The methodology folder is the spec. /remember writes the spec. /rethink enforces the spec. The loop is closed.
---
## Methodology Note Design
### Title Pattern
Methodology note titles should describe what the agent should DO, not what went wrong:
| Bad (describes problem) | Good (describes behavior) |
|------------------------|--------------------------|
| "duplicate creation issue" | "check for semantic duplicates before creating any note" |
| "wrong tone problem" | "match the user's formality level in all output" |
| "processing too aggressive" | "differentiate personal notes from research in processing depth" |
The title is what the agent reads at session start. It should be immediately actionable as a behavioral directive.
### Body Quality
Methodology notes are operational guidance, not essays. They should be:
1. **Specific enough for a fresh agent session** — no assumed context from the session that created them
2. **Scoped explicitly** — when does this apply and when does it not?

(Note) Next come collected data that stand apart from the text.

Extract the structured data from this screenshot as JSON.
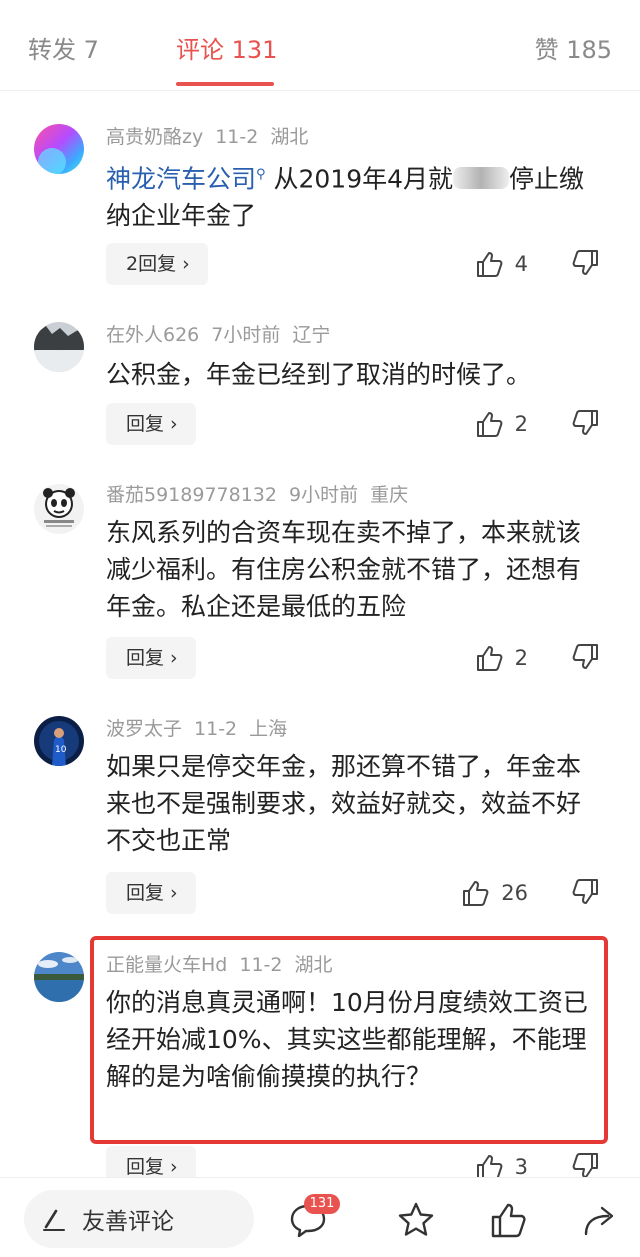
{
  "tabs": {
    "reposts": "转发 7",
    "comments": "评论 131",
    "likes": "赞 185"
  },
  "comments": [
    {
      "user": "高贵奶酪zy",
      "time": "11-2",
      "location": "湖北",
      "topic": "神龙汽车公司",
      "text_before_blur": "从2019年4月就",
      "text_after_blur": "停止缴纳企业年金了",
      "reply_label": "2回复",
      "likes": "4"
    },
    {
      "user": "在外人626",
      "time": "7小时前",
      "location": "辽宁",
      "text": "公积金，年金已经到了取消的时候了。",
      "reply_label": "回复",
      "likes": "2"
    },
    {
      "user": "番茄59189778132",
      "time": "9小时前",
      "location": "重庆",
      "text": "东风系列的合资车现在卖不掉了，本来就该减少福利。有住房公积金就不错了，还想有年金。私企还是最低的五险",
      "reply_label": "回复",
      "likes": "2"
    },
    {
      "user": "波罗太子",
      "time": "11-2",
      "location": "上海",
      "text": "如果只是停交年金，那还算不错了，年金本来也不是强制要求，效益好就交，效益不好不交也正常",
      "reply_label": "回复",
      "likes": "26"
    },
    {
      "user": "正能量火车Hd",
      "time": "11-2",
      "location": "湖北",
      "text": "你的消息真灵通啊！10月份月度绩效工资已经开始减10%、其实这些都能理解，不能理解的是为啥偷偷摸摸的执行？",
      "reply_label": "回复",
      "likes": "3"
    }
  ],
  "bottom_bar": {
    "input_label": "友善评论",
    "comment_badge": "131"
  },
  "colors": {
    "accent": "#e8524f",
    "topic_link": "#2a5fb0",
    "highlight_border": "#e53935"
  }
}
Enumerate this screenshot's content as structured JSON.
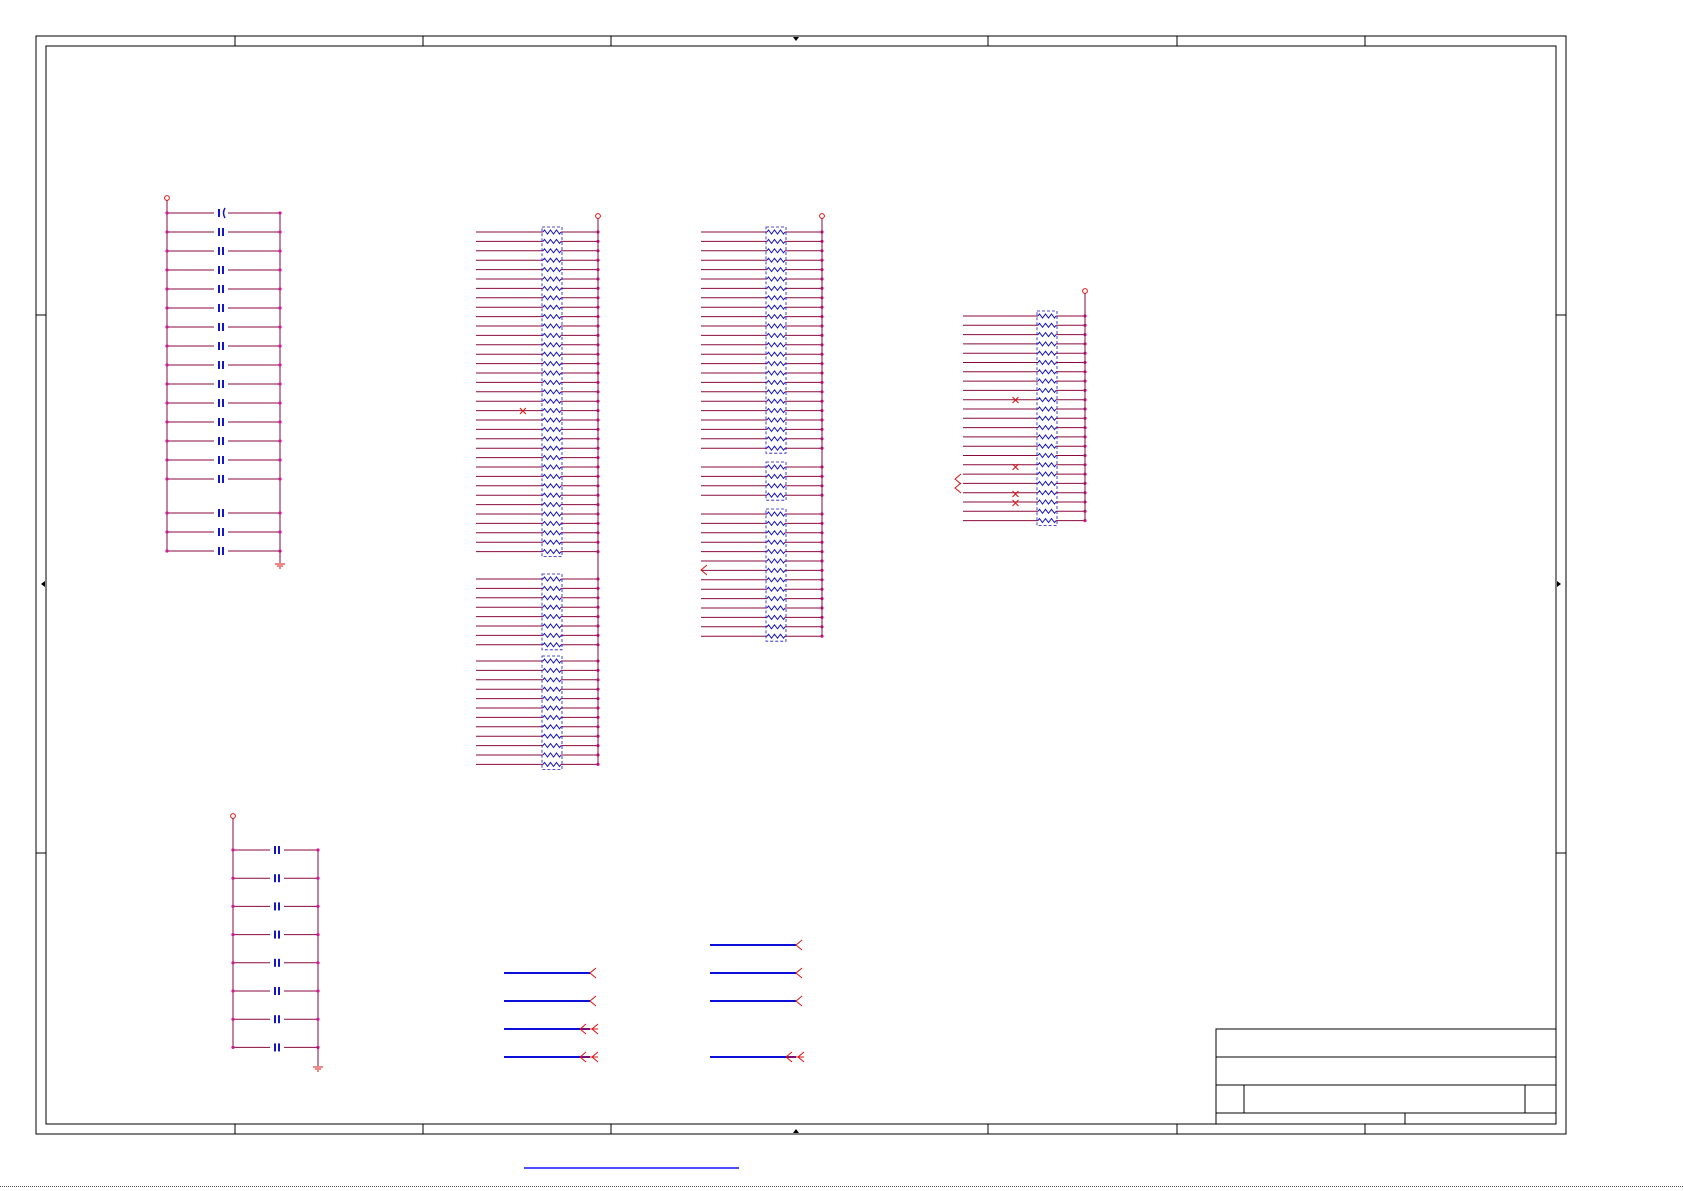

3. **Dual-sided** — both what to do AND what to avoid
4. **Evidence-grounded** — reference the specific friction that triggered this learning
### Category Selection
Choose the most specific applicable category:
| Category | Use When |
|----------|---------|
| processing | Friction during /reduce, extraction, claim creation |
| capture | Friction during inbox filing, raw material handling |
| connection | Friction during /reflect, link evaluation, MOC updates |
| maintenance | Friction during /reweave, health checks, cleanup |
| voice | Friction about writing style, tone, output formatting |
| behavior | Friction about general agent conduct, interaction patterns, tool usage |
| quality | Friction about note quality, description writing, title crafting |
If a friction point spans categories (e.g., "processing voice" or "capture quality"), choose the primary category and mention the secondary in the body.
---
## Edge Cases
### No ops/methodology/ Directory
Create it and the `ops/methodology.md` MOC:
```markdown
---
description: Methodology notes capturing how this system has learned to operate
type: moc
---
# methodology
Methodology notes organized by category. Each note captures a specific behavioral learning.
## Processing
## Capture
## Connection
## Maintenance
## Voice
## Behavior
## Quality
```
### Duplicate Friction
If a methodology note with very similar content already exists:
1. Do NOT create a duplicate
2. Link to the existing note
3. Add the new instance as evidence: update the existing note's body with the new context
4. Report: "Extended existing methodology note [[title]] with additional evidence"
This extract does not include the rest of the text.